I don't know what's happening and I don't know if these networks are more different that I thought.
Any clue regarding this issue?
Two initial questions (I would comment but don't have sufficient rep yet):
(1) What's the motivation for using a CNN? These are good at picking out local features in a 2-d array of input values - for example, if you imagine a black and white picture as a 2-d array of integers where the integers represent the greyscale, they might pick out clumps of pixels that represented things like edges, corners or diagonal white lines. Unless you have a reason to expect your data to, like a picture, have such locally clustered features, and for points that are nearer to eachother both horizontally and vertically in your input arrays to be more relevant you may be better with dense layers where there are no assumptions as to which input features are relevant to which others.
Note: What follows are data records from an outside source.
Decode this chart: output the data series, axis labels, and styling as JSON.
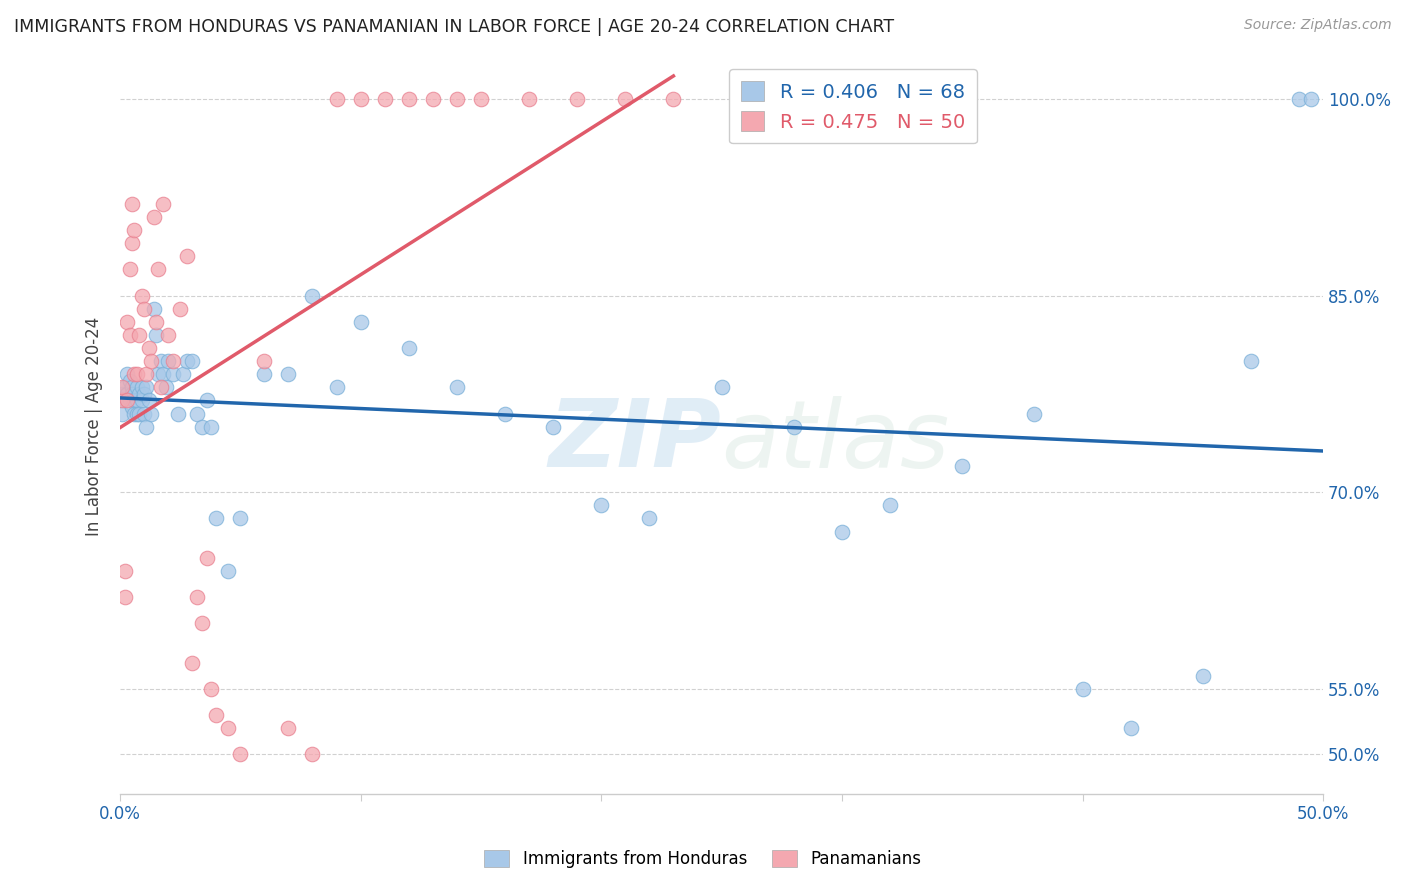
{
  "title": "IMMIGRANTS FROM HONDURAS VS PANAMANIAN IN LABOR FORCE | AGE 20-24 CORRELATION CHART",
  "source": "Source: ZipAtlas.com",
  "ylabel": "In Labor Force | Age 20-24",
  "xlim": [
    0.0,
    0.5
  ],
  "ylim": [
    0.47,
    1.03
  ],
  "xtick_positions": [
    0.0,
    0.1,
    0.2,
    0.3,
    0.4,
    0.5
  ],
  "xtick_labels": [
    "0.0%",
    "",
    "",
    "",
    "",
    "50.0%"
  ],
  "ytick_positions": [
    0.5,
    0.55,
    0.7,
    0.85,
    1.0
  ],
  "ytick_labels": [
    "50.0%",
    "55.0%",
    "70.0%",
    "85.0%",
    "100.0%"
  ],
  "legend_blue_r": "R = 0.406",
  "legend_blue_n": "N = 68",
  "legend_pink_r": "R = 0.475",
  "legend_pink_n": "N = 50",
  "blue_color": "#a8c8e8",
  "pink_color": "#f4a8b0",
  "line_blue_color": "#2166ac",
  "line_pink_color": "#e05a6a",
  "background": "#ffffff",
  "grid_color": "#cccccc",
  "watermark_zip": "ZIP",
  "watermark_atlas": "atlas",
  "blue_x": [
    0.001,
    0.001,
    0.002,
    0.002,
    0.003,
    0.003,
    0.004,
    0.004,
    0.005,
    0.005,
    0.005,
    0.006,
    0.006,
    0.007,
    0.007,
    0.007,
    0.008,
    0.008,
    0.009,
    0.009,
    0.01,
    0.01,
    0.011,
    0.011,
    0.012,
    0.013,
    0.014,
    0.015,
    0.016,
    0.017,
    0.018,
    0.019,
    0.02,
    0.022,
    0.024,
    0.026,
    0.028,
    0.03,
    0.032,
    0.034,
    0.036,
    0.038,
    0.04,
    0.045,
    0.05,
    0.06,
    0.07,
    0.08,
    0.09,
    0.1,
    0.12,
    0.14,
    0.16,
    0.18,
    0.2,
    0.22,
    0.25,
    0.28,
    0.3,
    0.32,
    0.35,
    0.38,
    0.4,
    0.42,
    0.45,
    0.47,
    0.49,
    0.495
  ],
  "blue_y": [
    0.775,
    0.76,
    0.78,
    0.77,
    0.79,
    0.775,
    0.77,
    0.785,
    0.78,
    0.775,
    0.765,
    0.77,
    0.76,
    0.78,
    0.77,
    0.76,
    0.775,
    0.76,
    0.78,
    0.77,
    0.775,
    0.76,
    0.78,
    0.75,
    0.77,
    0.76,
    0.84,
    0.82,
    0.79,
    0.8,
    0.79,
    0.78,
    0.8,
    0.79,
    0.76,
    0.79,
    0.8,
    0.8,
    0.76,
    0.75,
    0.77,
    0.75,
    0.68,
    0.64,
    0.68,
    0.79,
    0.79,
    0.85,
    0.78,
    0.83,
    0.81,
    0.78,
    0.76,
    0.75,
    0.69,
    0.68,
    0.78,
    0.75,
    0.67,
    0.69,
    0.72,
    0.76,
    0.55,
    0.52,
    0.56,
    0.8,
    1.0,
    1.0
  ],
  "pink_x": [
    0.001,
    0.001,
    0.002,
    0.002,
    0.003,
    0.003,
    0.004,
    0.004,
    0.005,
    0.005,
    0.006,
    0.006,
    0.007,
    0.008,
    0.009,
    0.01,
    0.011,
    0.012,
    0.013,
    0.014,
    0.015,
    0.016,
    0.017,
    0.018,
    0.02,
    0.022,
    0.025,
    0.028,
    0.03,
    0.032,
    0.034,
    0.036,
    0.038,
    0.04,
    0.045,
    0.05,
    0.06,
    0.07,
    0.08,
    0.09,
    0.1,
    0.11,
    0.12,
    0.13,
    0.14,
    0.15,
    0.17,
    0.19,
    0.21,
    0.23
  ],
  "pink_y": [
    0.77,
    0.78,
    0.62,
    0.64,
    0.77,
    0.83,
    0.82,
    0.87,
    0.89,
    0.92,
    0.9,
    0.79,
    0.79,
    0.82,
    0.85,
    0.84,
    0.79,
    0.81,
    0.8,
    0.91,
    0.83,
    0.87,
    0.78,
    0.92,
    0.82,
    0.8,
    0.84,
    0.88,
    0.57,
    0.62,
    0.6,
    0.65,
    0.55,
    0.53,
    0.52,
    0.5,
    0.8,
    0.52,
    0.5,
    1.0,
    1.0,
    1.0,
    1.0,
    1.0,
    1.0,
    1.0,
    1.0,
    1.0,
    1.0,
    1.0
  ]
}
Start with say 2 layers, and see where that gets you.
(2) Assuming you are confident about the shape of your architecture, have you tried lowering the learning rate? That's the first thing to try in any NN which is not converging well.
(3) Depending on the task, you may be better using a dictionary and one-hot encoding for your words, esp if it's relatively simple classification and context isn't too much of a big deal. Word2Vec means you are encoding the words as numbers, which has implications for gradient descent. Hard to say without knowing what you are trying to achieve, but if you don't have some reasonable idea why using word2vec is a good idea it may not be...
This link explains the difference between CNNs and dense layers well, so may help you judge.